La enésima reacción estúpida de la gran prensa ante un mensaje de Benedicto XVI estuvo a punto de conducirme al cabreo. Luego pensé en unas palabras de T.S. Eliot y comprendí: "¿por qué habrían los hombres de amar a la Iglesia?, ¿por qué habrían de amar sus leyes? Ella les habla de vida y muerte, y de todo lo que ellos querrían olvidar". Me refiero, naturalmente, al estupendo mensaje dirigido a los jóvenes para la próxima JMJ de agosto de 2011 en Madrid.

Alguna lumbrera de occidente ha sacado a pasear la idea de que al Papa no le preocupan el paro y la precariedad laboral de los jóvenes. ¡Atiza! Pero en cuanto rascas sale a la luz que lo que les enfada es otra cosa. Les fastidia un mensaje que brota de la experiencia real, que habla del tejido de esperanzas y temores reales de los jóvenes, que introduce un criterio de juicio sobre la vida cotidiana, sobre la sociedad y la cultura, que no puede arrumbarse con un "bah, cosas de curas". Les preocupa que la Iglesia hable de la vida y de la muerte (¿cómo se atreve, con qué derecho?), que siga en la arena de la historia y no en el baúl de los recuerdos. Les preocupa esta interlocución que ya pensaban definitivamente cancelada.

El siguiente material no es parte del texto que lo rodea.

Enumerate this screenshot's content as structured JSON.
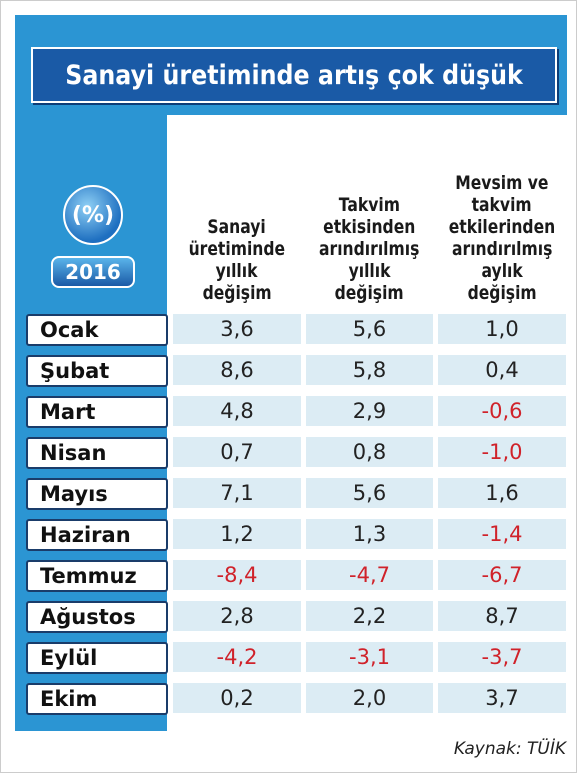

Benedicto empieza diciendo que el hombre está creado para lo que es grande, para el Infinito, de modo que cualquier otra cosa resulta insuficiente. Ha escandalizado que se atreva a decir que la estabilidad y seguridad no son las cuestiones que más ocupan la mente de los jóvenes, sino el impulso de encontrar la vida misma en su inmensidad y su belleza. Este deseo de la vida más grande es el signo de que Dios nos ha creado, su huella identificable, y por eso el Papa explica que pretender eliminar a Dios para que el hombre viva es un gran contrasentido. La propia experiencia histórica, recuerda Benedicto, enseña que el mundo sin Dios se convierte en un "infierno", en el que prevalecen el egoísmo, las divisiones y la desesperanza. Y a continuación advierte a los jóvenes que el relativismo no genera verdadera libertad, sino desconcierto y conformismo con las modas del momento.

Ahí está el corazón del hombre, especialmente vibrante en el tiempo de la juventud. Y con ese interlocutor se ha de medir siempre el anuncio cristiano, como hace el Papa en este personalísimo mensaje salido de su puño y letra. Sabe que cada generación, mejor aún, cada persona está llamada a realizar de nuevo el recorrido de descubrimiento del sentido de su vida. Y lo que la Iglesia ofrece para esa aventura es la relación viva con Jesús, no una hoja de ruta con instrucciones y preceptos. Una relación que sólo puede vivirse dentro de un pueblo, en el seno de la gran familia de los creyentes.

El mensaje termina recordando que la victoria que nace de la fe es el amor. Ese amor que ha movido a hombres y mujeres desde hace dos mil años a construir un mundo más humano, ese amor que nos urge a salir al encuentro del hambre y la sed de nuestros contemporáneos para llevarles el tesoro de la esperanza cristiana. Colegas periodistas, comprendo la irritación de unos y la sordera de otros, pero no me digáis que esto no interesa. Nos vemos en Madrid, aunque sea en agosto.